Lymph node ratio (LNR) is a powerful prognostic factor for breast cancer. We conducted a recursive partitioning analysis (RPA) of the LNR to identify the prognostic risk groups in breast cancer patients. Records of newly diagnosed breast cancer patients between 2002 and 2006 were searched in the Taiwan Cancer Database. The end of follow-up was December 31, 2009. We excluded patients with distant metastases, inflammatory breast cancer, survival <1 month, no mastectomy, or missing lymph node status. Primary outcome was 5-year overall survival (OS). For univariate significant predictors, RPA were used to determine the risk groups. Among the 11,349 eligible patients, we identified 4 prognostic factors (including LNR) for survival, resulting in 8 terminal nodes. The LNR cutoffs were 0.038, 0.259, and 0.738, which divided LNR into 4 categories: very low (LNR ≤ 0.038), low (0.038 < LNR ≤ 0.259), moderate (0.259 < LNR ≤ 0.738), and high (0.738 < LNR). Then, 4 risk groups were determined as follows: Class 1 (very low risk, 8,265 patients), Class 2 (low risk, 1,901 patients), Class 3 (moderate risk, 274 patients), and Class 4 (high risk, 900 patients). The 5-year OS for Class 1, 2, 3, and 4 were 93.2%, 83.1%, 72.3%, and 56.9%, respectively (P< 0.001). The hazard ratio of death was 2.70, 4.52, and 8.59 (95% confidence interval 2.32-3.13, 3.49-5.86, and 7.48-9.88, respectively) times for Class 2, 3, and 4 compared with Class 1 (P < 0.001). In conclusion, we identified the optimal cutoff LNR values based on RPA and determined the related risk groups, which successfully predict 5-year OS in breast cancer patients.

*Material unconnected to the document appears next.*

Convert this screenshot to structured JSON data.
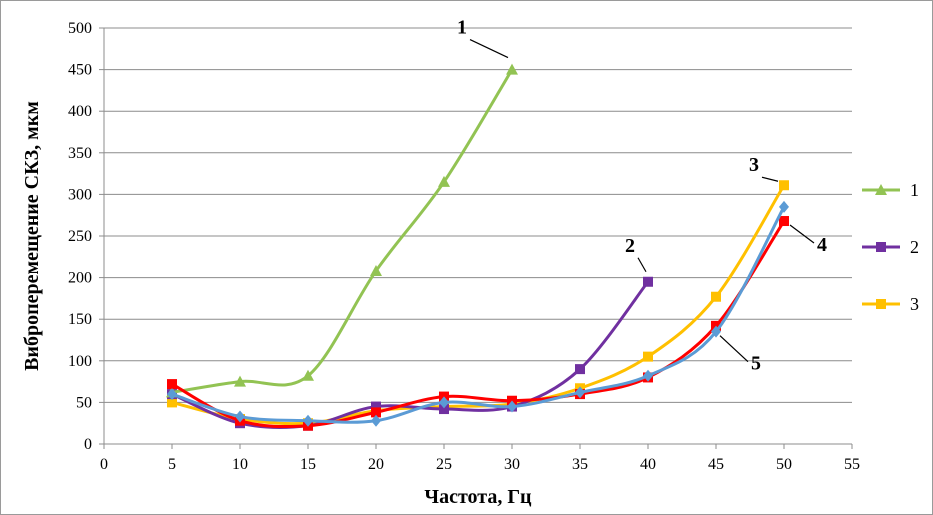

淋巴结比率(LNR)是乳腺癌一个强有力的预后因素。我们对LNR进行了递归划分分析(RPA),以确定乳腺癌患者的预后风险组。在台湾癌症数据库中检索了2002年至2006年间新诊断乳腺癌患者的记录。随访截止于2009年12月31日。我们排除了有远处转移、炎性乳腺癌、生存期<1个月、未行乳房切除术或淋巴结状态缺失的患者。主要结局是5年总生存期(OS)。对于单变量显著预测因素,采用RPA来确定风险组。在11349例符合条件的患者中,我们确定了4个生存预后因素(包括LNR),产生了8个终末节点。LNR的截断值为0.038、0.259和0.738,这将LNR分为4类:极低(LNR≤0.038)、低(0.038<LNR≤0.259)、中度(0.259<LNR≤0.738)和高(0.738<LNR)。然后,确定4个风险组如下:1类(极低风险,8265例患者)、2类(低风险,1901例患者)、3类(中度风险,274例患者)和4类(高风险,900例患者)。1类、2类、3类和4类的5年OS分别为93.2%、83.1%、72.3%和56.9%(P<0.001)。与1类相比,2类、3类和4类的死亡风险比分别为2.70、4.52和8.59(95%置信区间分别为2.